On Tuesday, 13 August 2019 at 18:28:35 UTC, Ali Çehreli wrote:
> > can't I define an array of fixed size, which is dependent on
> the input
> > of the function?
>
>     arr.length = number_of_elements;
>
> All elements will be initialized to the element's default 
> value, which happens to be null for pointers. (If we are back 
> to linked list Node pointers.)
>
> However, I wouldn't bother with setting length either as the 
> cost of automatic array resizing is amortized, meaning that it 
> won't hurt the O(1) algorithmic complexity in the general case. 
> In the GC case that D uses, it will be even better: because if 
> the GC knowns that the neighboring memory block is free, it 
> will just add that to the dynamic array's capacity without 
> moving elements to the new location.

For the application I am writing, it makes very much sense to use 
a DLL. The approach I am using right now is to: (as stated in the 
first post)

void bsort(DLL* list) {
   Node*[] nodes;

   foreach (i; 0 .. list.size)
     nodes ~= get_node(list, i);

   nodes.sort!("a.x < b.x");
   // (unrelated data structure cleaning up goes here)
}

My concern was that using a dynamic array, continuously appending 
to it despite known size, would greatly impact overall 
performance. My goal is to make this operation as fast as 
possible, the D way.

I tried setting the length first and iterating through it with 
`nodes[i] = ...` and the implementation did not run noticeably 
faster (10 trials), per Teoh's advice to test out the difference.
For now, I consider this a success and would like to thank 
everyone in the thread for assistance and valuable insights.

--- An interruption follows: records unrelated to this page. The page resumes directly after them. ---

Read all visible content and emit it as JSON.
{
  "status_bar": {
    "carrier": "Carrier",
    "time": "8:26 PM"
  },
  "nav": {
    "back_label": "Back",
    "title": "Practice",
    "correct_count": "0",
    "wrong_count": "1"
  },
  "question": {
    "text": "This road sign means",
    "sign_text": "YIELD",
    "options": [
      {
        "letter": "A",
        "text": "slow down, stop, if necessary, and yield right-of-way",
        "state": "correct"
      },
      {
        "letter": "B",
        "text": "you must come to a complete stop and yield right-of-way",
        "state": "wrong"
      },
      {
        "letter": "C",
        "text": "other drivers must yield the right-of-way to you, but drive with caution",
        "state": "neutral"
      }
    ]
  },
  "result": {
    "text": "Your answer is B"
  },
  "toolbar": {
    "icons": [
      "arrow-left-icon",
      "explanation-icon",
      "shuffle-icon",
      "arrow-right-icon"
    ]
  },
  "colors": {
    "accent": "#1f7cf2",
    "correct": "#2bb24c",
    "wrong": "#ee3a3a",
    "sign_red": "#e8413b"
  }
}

Though, it left me with some semi-offtopic questions unanswered:

(1) Ali, do you mean that from an optimization viewpoint, it's 
better to keep appending like `nodes ~= ...` instead of setting 
the length first? I would like to have some more background on 
that claim.

(2) I watched the talk and read the paper [1] to be sure. Many 
contributors to this thread claim (C++) vectors are nearly always 
the preferred choice compared to DLLs, but how come they are much 
faster compared to DLLs, given they have nearly the same 
functionality?

(3) And I sense this is very closely related to what Ali is on?